When negotiating contracts when selling or buying a property, there will be some specific provisions with regard to dental transactions that only arise in this sector. That is one of the most important reasons why you must use an experienced solicitor. Here, we take a look at these specific provisions so you can be better informed about what they are and what they cover.
After all enquiries are complete, the buyer and seller move onto drafting the SPA – Sale and Purchase Agreement. This is the primary contractual document which transfers the assets and business of a partnership or sole trade, or the whole issued share capital for a dental corporate body from the seller to the buyer.
Typically, the solicitor for the buyer drafts the Sale and Purchase Agreement, but if funding is being obtained for the purchase via an acquisition loan then the lender is also involved in reviewing and negotiating the provisions.
What’s An SPA?
A Sale and Purchase Agreement outlines precisely what a buyer gets and the amount they’re paying for it. It also details the obligations and rights of both parties with respect to the business’s transfer and the transfer of its assets.
Furthermore, warranties are outlined in the SPA. Warranties are promises that either the buyer or the seller makes to the other party. For example, the seller may warrant that no disputes or claims are being pursued currently against their practice.

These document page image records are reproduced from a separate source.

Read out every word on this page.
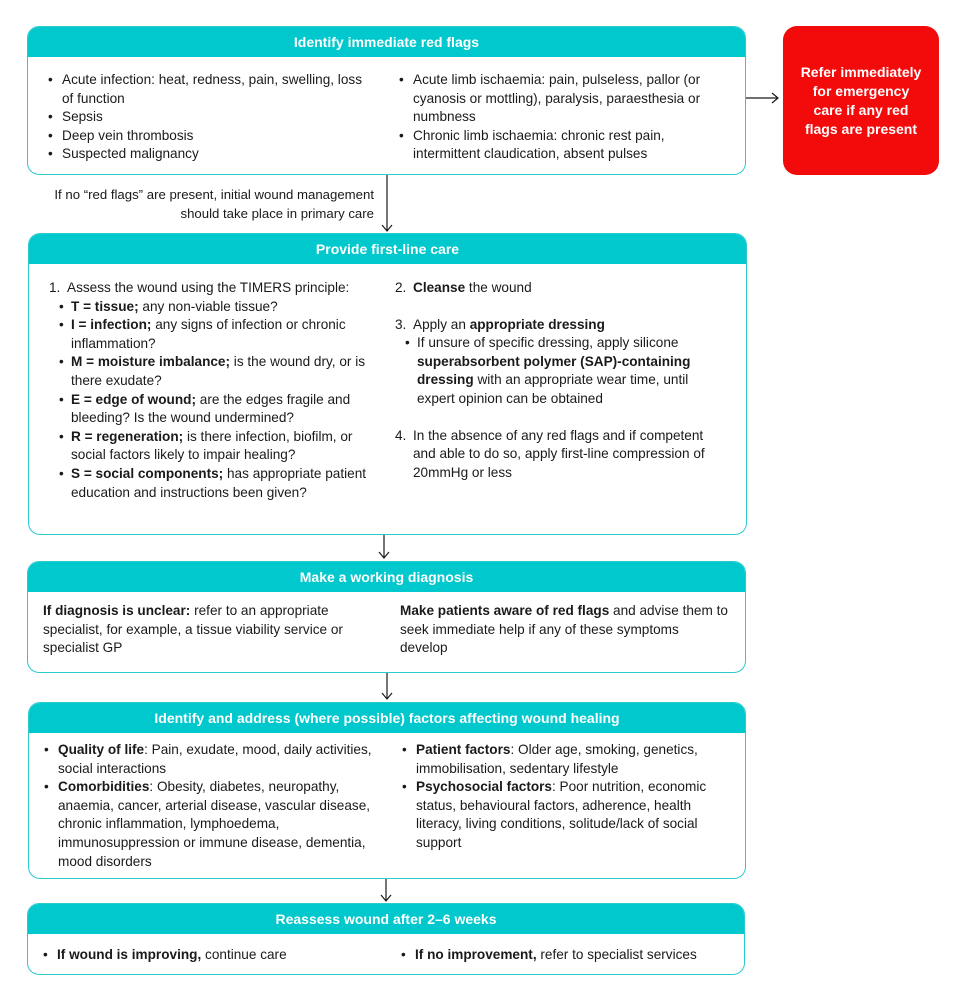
Identify immediate red flags
• Acute infection: heat, redness, pain, swelling, loss of function
• Sepsis
• Deep vein thrombosis
• Suspected malignancy
• Acute limb ischaemia: pain, pulseless, pallor (or cyanosis or mottling), paralysis, paraesthesia or numbness
• Chronic limb ischaemia: chronic rest pain, intermittent claudication, absent pulses
Refer immediately for emergency care if any red flags are present
If no “red flags” are present, initial wound management should take place in primary care
Provide first-line care
1. Assess the wound using the TIMERS principle:
• T = tissue; any non-viable tissue?
• I = infection; any signs of infection or chronic inflammation?
• M = moisture imbalance; is the wound dry, or is there exudate?
• E = edge of wound; are the edges fragile and bleeding? Is the wound undermined?
• R = regeneration; is there infection, biofilm, or social factors likely to impair healing?
• S = social components; has appropriate patient education and instructions been given?
2. Cleanse the wound
3. Apply an appropriate dressing
• If unsure of specific dressing, apply silicone superabsorbent polymer (SAP)-containing dressing with an appropriate wear time, until expert opinion can be obtained
4. In the absence of any red flags and if competent and able to do so, apply first-line compression of 20mmHg or less
Make a working diagnosis
If diagnosis is unclear: refer to an appropriate specialist, for example, a tissue viability service or specialist GP
Make patients aware of red flags and advise them to seek immediate help if any of these symptoms develop
Identify and address (where possible) factors affecting wound healing
• Quality of life: Pain, exudate, mood, daily activities, social interactions
• Comorbidities: Obesity, diabetes, neuropathy, anaemia, cancer, arterial disease, vascular disease, chronic inflammation, lymphoedema, immunosuppression or immune disease, dementia, mood disorders
• Patient factors: Older age, smoking, genetics, immobilisation, sedentary lifestyle
• Psychosocial factors: Poor nutrition, economic status, behavioural factors, adherence, health literacy, living conditions, solitude/lack of social support
Reassess wound after 2–6 weeks
• If wound is improving, continue care
•	If no improvement, refer to specialist services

Within the SPA there are also specific provisions that are only found in transactions regarding dental practices.
What Do The Specific Provisions Cover?
The specific provisions that relate only to dental transactions in an SPA include:
- The performance of any work that is currently in progress
- Apportionment of costs and pre-payments, for example, laboratory fees and BSA payments
- Units of Dental Activity (UDA) underperformance
- NHS clawback
- Transfers of private capitation schemes
- Remedies for any patient complaint for treatment that was carried out by the practice before completion and that has proven to be defective
What Should The Contract Contain?
Contracts for purchasing or selling a dentists’ practice may require all or some of these clauses:
- A clause that makes it clear that the agreement will only complete if the NHS contract is transferred
- A clause that makes it clear whether information about the business is being relied on
- A clause that provides for a portion of the sale price to be retained in case there is a change to the circumstances that are prevailing when the sale completes within a certain timeframe, perhaps because of a partly transferred NHS contract or an NHS clawback
- A seller indemnity that protects a buyer from having to take on liability for NHS clawbacks
- Arrangements that allow the business to continue operating following the sale completion in the seller’s name on the buyer’s behalf until the name of the buyer has been put on the CQC’s registration list.
- Restrictions placed on a seller regarding poaching patients and staff after completion of the sale from the dental practice.